Ancora una volta, la risposta della “democrazia” alle rivendicazioni degli studenti è stata l’istituzione delle “zone rosse”. Luoghi in cui è impossibile manifestare il proprio dissenso, luoghi inaccessibili al 99% perché il diritto a manifestare deve essere confinato in zone poco fastidiose, anche dal punto di vista mediatico, per l’1%: il manovratore non deve essere disturbato. In molte città di Italia la polizia chiude intere zone dentro le quali non deve volare una mosca, a dimostrare, simbolicamente ma non solo, che il sistema di potere politico-finanziario che sta governando questa crisi del debito non intende essere messo in discussione. Non tollera nessun ostacolo verso il raggiungimento dei propri obiettivi, ovvero la difesa dei propri interessi e dei profitti abnormi che ne conseguono. Ecco, quindi, semmai ce ne fosse bisogno, che le zone rosse ben evidenziano come il processo di svuotamento della democrazia rappresentativa sia arrivato a compimento.
A dimostrazione che quella giornata doveva assumere una coloritura conflittuale figlia delle esigenze del momento, per nulla spaventati o divisi (come molti vorrebbero far credere, dimostrando una tristissima cattiva fede) gli studenti hanno proseguito per raggiungere la stazione di Porta Genova con l’intento di bloccarla, così da mettere a frutto uno degli obiettivi che uno sciopero riuscito dovrebbe avere: bloccare la città. Anche lì, di fronte al tentativo di passare, altre cariche hanno atteso gli studenti, che hanno resistito e mantenuto la piazza antistante alla stazione, concludendo con degli interventi dal camion che hanno rilanciato future mobilitazioni e rivendicato l’importanza della libertà di movimento, soprattutto in una fase cruciale come questa.
Ieri mattina la vendetta: 7 perquisizioni eseguite durante le prime ore del giorno. Studenti delle scuole superiori e dell’università (aderenti al coordinamento studentesco Studenti In Movimento, tra i promotori del corteo) sono stati svegliati da agenti di polizia e della digos che, senza sottigliezze, sono entrati in casa alla ricerca di oggetti che li potessero indicare come “colpevoli” degli scontri avvenuti il 14 novembre.

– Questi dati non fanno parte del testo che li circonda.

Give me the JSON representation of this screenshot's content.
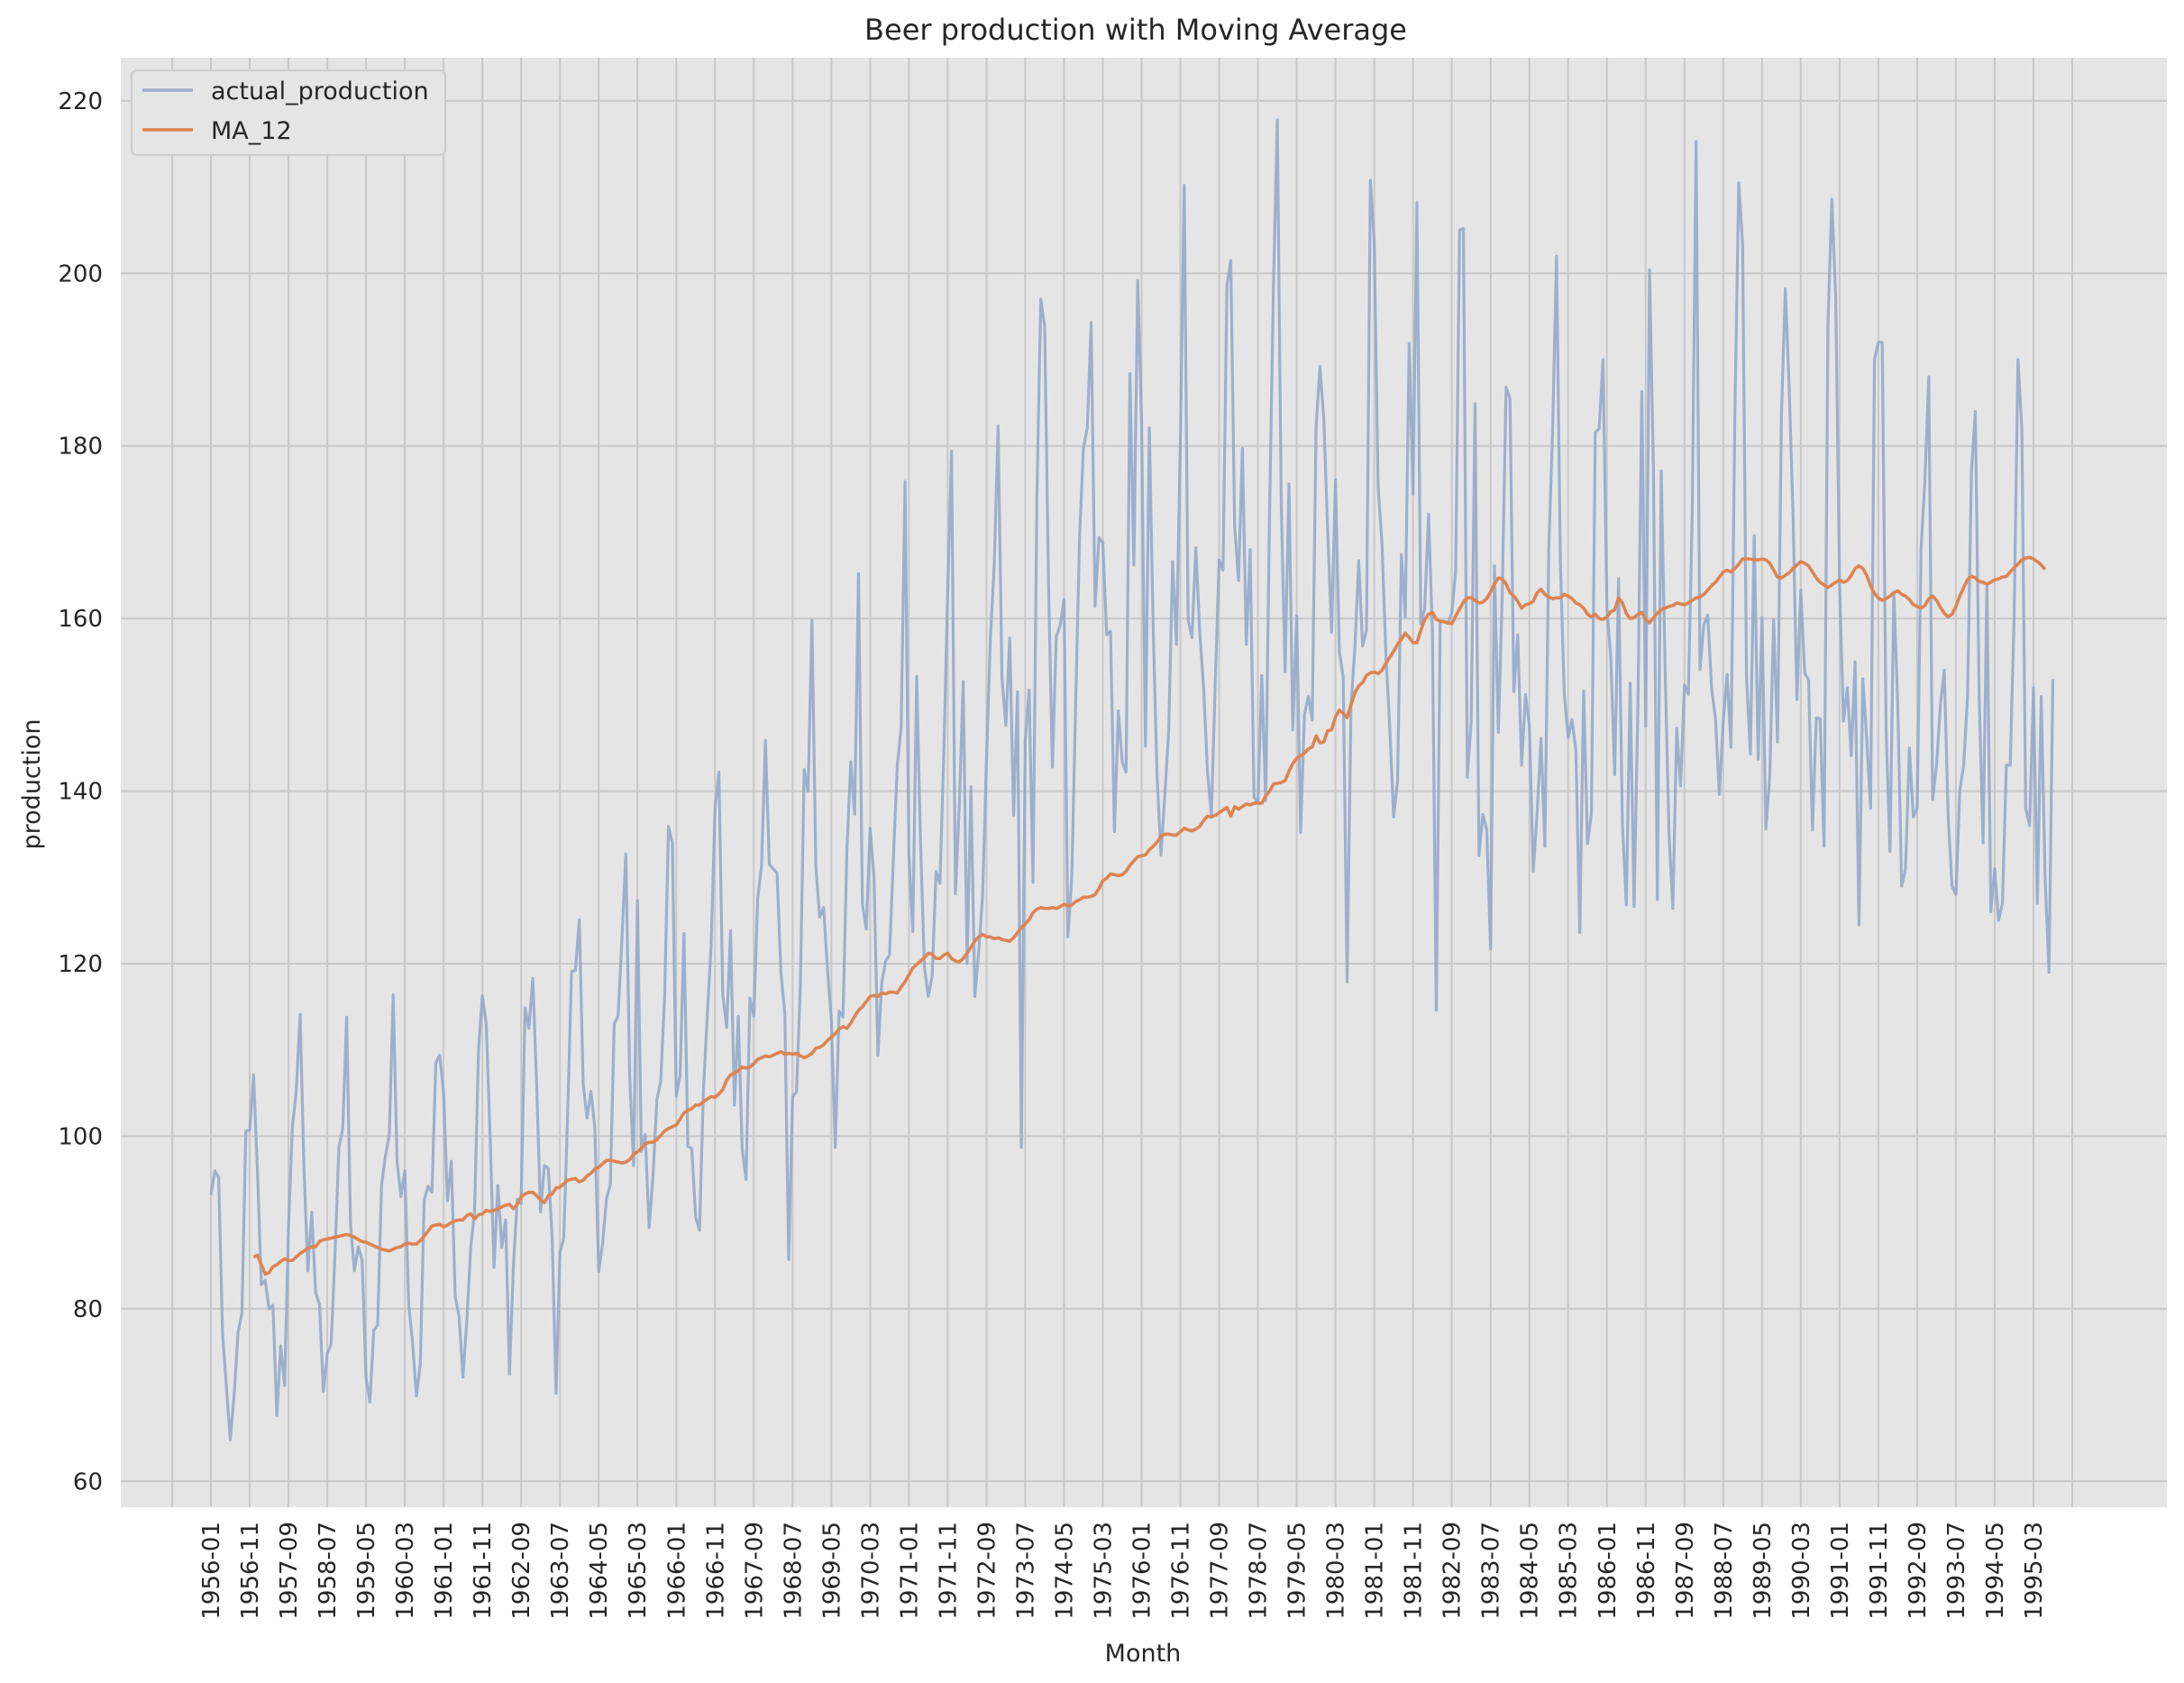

Le modalità con cui il tutto è avvenuto parlano chiaro: ancora una volta si vuole intimidire un intero movimento andando a colpire alcuni tra coloro che si oppongono con forza ai diktat dei poteri forti. L’esito di queste perquisizioni (caratterizzate da metodi che definire intimidatori è dir poco, vedi studenti-e rispettive famiglie-svegliati da agenti armati o raggiunti nell’istituto scolastico da loro frequentato) hanno dato come esito, oltre alla traduzione in questura degli interessati con successive denunce, il ritrovamento di “pericolosissimi” indumenti comuni tra decine di migliaia di studenti solo a Milano e provincia e il sequestro di un casco (se poi il giovane coinvolto avesse un motorino è “un particolare da poco”) e di un paio di tronchesi prelevate da una cassetta degli attrezzi (che attinenza possano avere con una manifestazione rimane un mistero sconosciuto ai più).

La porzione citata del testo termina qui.